But in Vietnam, it is harder for people with hearing impairments than those without to study because the learning environment is poor, ranging from a shortage of specialised high schools to teachers lacking the skills to communicate with them.
Vu Dinh Nam, who has a hearing loss of above 90 decibels – the higher the number the greater the disability –is an IT student at Nguyễn Tất Thành University Faculty in HCM City’s District 4.
He said: “I wanted to go to university [to] get professional knowledge and a job to take care of my life and financially assist my parents.”
His father, Vu Dinh Huynh, however, told a conference on higher education for people with hearing impairment held last week by the Centre for Research and Education of the Deaf and Hard of Hearing (CED) that his son finds it very difficult to learn.
“Because of his hearing loss of above 90 decibels, he can only hear 40-50 per cent of what teachers say in class.”

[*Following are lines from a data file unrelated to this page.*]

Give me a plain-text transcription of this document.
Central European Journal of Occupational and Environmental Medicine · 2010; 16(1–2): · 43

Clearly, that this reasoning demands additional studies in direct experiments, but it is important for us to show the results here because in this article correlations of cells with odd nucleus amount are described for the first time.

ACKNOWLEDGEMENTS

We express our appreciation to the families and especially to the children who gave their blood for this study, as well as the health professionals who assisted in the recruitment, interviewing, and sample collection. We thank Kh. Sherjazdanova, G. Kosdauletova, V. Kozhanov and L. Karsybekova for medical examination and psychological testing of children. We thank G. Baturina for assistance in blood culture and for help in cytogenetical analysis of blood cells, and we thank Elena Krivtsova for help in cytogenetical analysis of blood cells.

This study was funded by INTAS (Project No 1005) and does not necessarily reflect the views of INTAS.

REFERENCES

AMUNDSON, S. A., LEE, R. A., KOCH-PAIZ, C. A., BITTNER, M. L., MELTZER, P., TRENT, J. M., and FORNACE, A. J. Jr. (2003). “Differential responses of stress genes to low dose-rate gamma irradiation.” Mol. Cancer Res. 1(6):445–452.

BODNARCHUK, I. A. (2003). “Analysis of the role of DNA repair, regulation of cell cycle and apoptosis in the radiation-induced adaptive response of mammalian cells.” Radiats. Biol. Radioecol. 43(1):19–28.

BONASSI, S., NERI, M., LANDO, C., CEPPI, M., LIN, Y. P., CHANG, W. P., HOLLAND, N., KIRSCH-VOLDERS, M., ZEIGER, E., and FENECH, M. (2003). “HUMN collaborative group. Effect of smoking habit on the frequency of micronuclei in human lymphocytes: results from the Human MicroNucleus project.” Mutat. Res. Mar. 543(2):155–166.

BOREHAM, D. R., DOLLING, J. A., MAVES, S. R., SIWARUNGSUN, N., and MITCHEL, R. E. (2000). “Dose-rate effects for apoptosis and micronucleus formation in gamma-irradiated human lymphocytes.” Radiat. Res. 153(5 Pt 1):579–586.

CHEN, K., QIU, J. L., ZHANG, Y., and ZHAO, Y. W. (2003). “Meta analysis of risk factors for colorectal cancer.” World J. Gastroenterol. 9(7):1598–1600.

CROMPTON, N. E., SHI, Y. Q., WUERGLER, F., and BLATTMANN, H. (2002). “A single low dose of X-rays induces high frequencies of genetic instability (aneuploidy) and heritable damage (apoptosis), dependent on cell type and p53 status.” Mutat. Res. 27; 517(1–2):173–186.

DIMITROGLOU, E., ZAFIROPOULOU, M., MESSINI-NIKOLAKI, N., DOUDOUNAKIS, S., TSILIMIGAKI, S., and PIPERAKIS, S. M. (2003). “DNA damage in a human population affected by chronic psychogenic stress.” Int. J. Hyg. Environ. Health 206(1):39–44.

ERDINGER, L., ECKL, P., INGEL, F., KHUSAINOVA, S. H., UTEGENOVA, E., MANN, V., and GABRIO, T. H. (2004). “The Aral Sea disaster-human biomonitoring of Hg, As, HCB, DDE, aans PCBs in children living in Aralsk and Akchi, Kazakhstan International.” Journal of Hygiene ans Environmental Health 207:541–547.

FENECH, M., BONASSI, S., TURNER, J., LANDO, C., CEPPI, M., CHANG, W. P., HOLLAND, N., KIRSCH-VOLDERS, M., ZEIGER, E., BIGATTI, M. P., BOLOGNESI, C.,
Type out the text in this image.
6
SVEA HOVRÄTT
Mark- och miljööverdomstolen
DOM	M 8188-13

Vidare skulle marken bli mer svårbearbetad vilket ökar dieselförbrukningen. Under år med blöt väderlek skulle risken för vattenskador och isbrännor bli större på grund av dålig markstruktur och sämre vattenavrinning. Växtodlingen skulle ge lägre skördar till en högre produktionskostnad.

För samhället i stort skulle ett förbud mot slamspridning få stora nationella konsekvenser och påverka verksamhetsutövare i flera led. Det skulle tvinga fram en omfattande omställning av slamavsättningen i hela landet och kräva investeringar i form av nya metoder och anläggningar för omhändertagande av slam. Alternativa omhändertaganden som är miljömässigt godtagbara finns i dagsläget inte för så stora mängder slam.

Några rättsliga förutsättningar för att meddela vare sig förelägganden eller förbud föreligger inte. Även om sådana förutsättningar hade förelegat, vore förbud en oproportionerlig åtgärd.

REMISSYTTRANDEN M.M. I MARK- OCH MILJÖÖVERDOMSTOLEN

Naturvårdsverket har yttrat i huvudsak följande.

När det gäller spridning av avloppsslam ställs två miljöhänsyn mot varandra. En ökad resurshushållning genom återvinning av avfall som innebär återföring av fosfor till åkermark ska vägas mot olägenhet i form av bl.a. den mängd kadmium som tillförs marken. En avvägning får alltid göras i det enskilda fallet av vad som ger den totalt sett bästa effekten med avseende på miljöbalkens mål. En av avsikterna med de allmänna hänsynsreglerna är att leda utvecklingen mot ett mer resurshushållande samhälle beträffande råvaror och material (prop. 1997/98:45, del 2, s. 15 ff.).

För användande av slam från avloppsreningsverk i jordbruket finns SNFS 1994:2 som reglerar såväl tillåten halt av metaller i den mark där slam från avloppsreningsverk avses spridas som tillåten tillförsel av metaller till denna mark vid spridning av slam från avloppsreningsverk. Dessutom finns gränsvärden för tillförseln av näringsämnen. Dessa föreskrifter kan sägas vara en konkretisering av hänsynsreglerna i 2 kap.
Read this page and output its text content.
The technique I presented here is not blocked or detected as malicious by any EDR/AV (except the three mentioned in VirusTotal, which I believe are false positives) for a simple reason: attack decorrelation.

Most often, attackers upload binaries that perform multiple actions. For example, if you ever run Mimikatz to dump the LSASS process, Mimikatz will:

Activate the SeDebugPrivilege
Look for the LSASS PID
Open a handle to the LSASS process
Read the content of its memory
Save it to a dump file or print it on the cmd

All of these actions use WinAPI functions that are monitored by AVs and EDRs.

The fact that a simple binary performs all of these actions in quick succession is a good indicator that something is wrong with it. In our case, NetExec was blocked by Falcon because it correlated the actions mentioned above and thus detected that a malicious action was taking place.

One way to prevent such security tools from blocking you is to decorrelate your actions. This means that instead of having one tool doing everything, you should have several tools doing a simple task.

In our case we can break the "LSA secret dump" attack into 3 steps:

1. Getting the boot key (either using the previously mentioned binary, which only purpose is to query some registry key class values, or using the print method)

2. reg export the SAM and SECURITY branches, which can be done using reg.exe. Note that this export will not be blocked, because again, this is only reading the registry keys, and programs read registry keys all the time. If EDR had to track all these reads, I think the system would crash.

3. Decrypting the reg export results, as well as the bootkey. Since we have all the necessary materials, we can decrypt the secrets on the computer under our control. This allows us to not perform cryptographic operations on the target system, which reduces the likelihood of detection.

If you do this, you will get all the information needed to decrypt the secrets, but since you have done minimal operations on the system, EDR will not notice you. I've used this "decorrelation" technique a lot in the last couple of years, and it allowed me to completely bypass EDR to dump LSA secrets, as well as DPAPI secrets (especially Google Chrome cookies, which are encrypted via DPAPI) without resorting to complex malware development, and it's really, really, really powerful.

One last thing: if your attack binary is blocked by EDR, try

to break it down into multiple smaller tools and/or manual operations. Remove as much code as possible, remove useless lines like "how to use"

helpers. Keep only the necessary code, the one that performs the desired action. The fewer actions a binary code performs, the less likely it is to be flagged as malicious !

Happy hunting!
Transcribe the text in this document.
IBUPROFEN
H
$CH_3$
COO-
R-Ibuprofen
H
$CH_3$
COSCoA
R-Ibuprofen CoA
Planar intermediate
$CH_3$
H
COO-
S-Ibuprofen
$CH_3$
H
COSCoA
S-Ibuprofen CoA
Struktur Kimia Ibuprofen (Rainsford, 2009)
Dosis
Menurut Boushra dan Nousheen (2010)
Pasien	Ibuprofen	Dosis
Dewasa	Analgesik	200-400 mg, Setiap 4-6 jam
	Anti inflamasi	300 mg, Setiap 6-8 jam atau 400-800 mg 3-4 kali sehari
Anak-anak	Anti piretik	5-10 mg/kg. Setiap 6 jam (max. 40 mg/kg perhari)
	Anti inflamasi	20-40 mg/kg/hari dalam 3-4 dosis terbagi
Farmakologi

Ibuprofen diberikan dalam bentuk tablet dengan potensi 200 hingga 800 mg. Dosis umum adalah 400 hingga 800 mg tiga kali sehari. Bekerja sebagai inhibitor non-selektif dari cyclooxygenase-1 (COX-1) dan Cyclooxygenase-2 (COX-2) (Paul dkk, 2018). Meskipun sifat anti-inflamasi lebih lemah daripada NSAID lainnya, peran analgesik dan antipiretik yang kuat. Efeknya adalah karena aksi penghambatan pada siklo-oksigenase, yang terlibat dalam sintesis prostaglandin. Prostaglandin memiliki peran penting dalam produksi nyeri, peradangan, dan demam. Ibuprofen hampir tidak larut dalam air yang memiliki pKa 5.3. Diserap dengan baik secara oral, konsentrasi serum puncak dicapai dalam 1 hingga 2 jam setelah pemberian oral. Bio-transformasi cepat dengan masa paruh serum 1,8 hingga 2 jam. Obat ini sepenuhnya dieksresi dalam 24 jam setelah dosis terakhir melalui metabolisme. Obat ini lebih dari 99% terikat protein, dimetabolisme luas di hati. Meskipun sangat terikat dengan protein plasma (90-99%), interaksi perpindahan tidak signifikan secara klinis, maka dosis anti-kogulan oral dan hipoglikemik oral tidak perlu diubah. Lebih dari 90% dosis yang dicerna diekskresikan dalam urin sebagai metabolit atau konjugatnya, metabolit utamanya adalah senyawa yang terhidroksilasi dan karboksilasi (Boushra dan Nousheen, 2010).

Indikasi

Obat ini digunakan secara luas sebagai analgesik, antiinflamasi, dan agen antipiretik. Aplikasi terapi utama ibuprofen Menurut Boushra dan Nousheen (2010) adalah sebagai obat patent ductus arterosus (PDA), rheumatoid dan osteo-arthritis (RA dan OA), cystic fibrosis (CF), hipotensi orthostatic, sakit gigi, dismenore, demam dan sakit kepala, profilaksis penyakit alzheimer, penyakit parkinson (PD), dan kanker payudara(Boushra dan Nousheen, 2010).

To help, he took Nam to CED in Phu Nhuan District to learn lip reading.
After Nam finished secondary school at a special institution, Huỳnh was worried that no high school would admit him.
But he knew that continuous education centres in the city admitted people with hearing impairments and were less demanding than regular high schools.
He applied at the District 1 centre and Nam was admitted.
While studying there, whenever he did not fully understand something Nam would go to CED and ask the staff there to explain again.
His parents would learn with him at home in the evenings.
When he completed his three years at the centre, he was among the top 15 in his class and had excellent scores.
The Ministry of Education and Training stipulates that people with severe disabilities do not require to graduate high school to be admitted to university.
Nam benefited from this provision since hearing loss of above 90 decibels qualifies as a severe disability.
Nguyen Tat Thanh University accepted him based on his excellent scores at the centre.
“Studying in university is the first good step towards his future,” Huỳnh said.
Lê Chu Giang, head of the city Department of Labour, Invalids and Social Affairs’ social welfare division, said Nam is one of a modest number of people with hearing impairments who have had favourable conditions to study at the university education in the city.
His department and the Department of Education and Training plan to petition the city People’s Committee to create favourable conditions for the “development of people” with hearing and other disabilities.
Nguyễn Từ Dũ, a specialist in education for disabled children, said the two departments would first do a study on the demand for higher education among people with hearing impairments.
Based on the findings, special classes for such students would be set up at high schools, she said.
According to the Department of Education and Training Currently, out of 2,735 students with disabilities studying in special schools, 868 are hearing impaired.
Another 229 study in regular schools, though only at the primary and secondary levels, it said.
No special high schools
Trần Thị Ngời, principal of Hy Vong School for Deaf Students, said the lack of special high schools for deaf students is a major shortcoming in the city’s education system.
Lâm Kế Chí, principal of the continuous education centre said, “The Government should create conditions for all disabled children, including those with hearing impairment, to aspire for higher education.”
After all, many universities have faculties appropriate for them, he pointed out.
Dương Phương Hạnh, head of CED, said all schools that have students with hearing impairments should have teachers’ assistants who can explain to them using sign language and lip reading.
A 28-year-old woman who recently graduated from the city Fine Arts University said it was very hard to keep up in class because she was not able to hear what her teachers said.
The country had 2.5 million deaf people in 2009, according to the General Statistics Office of Vietnam, and the number is thought to have increased to three million now.
In 2009 around 400,000 of them were of school age and only half went to school.
Many, however, completed primary education.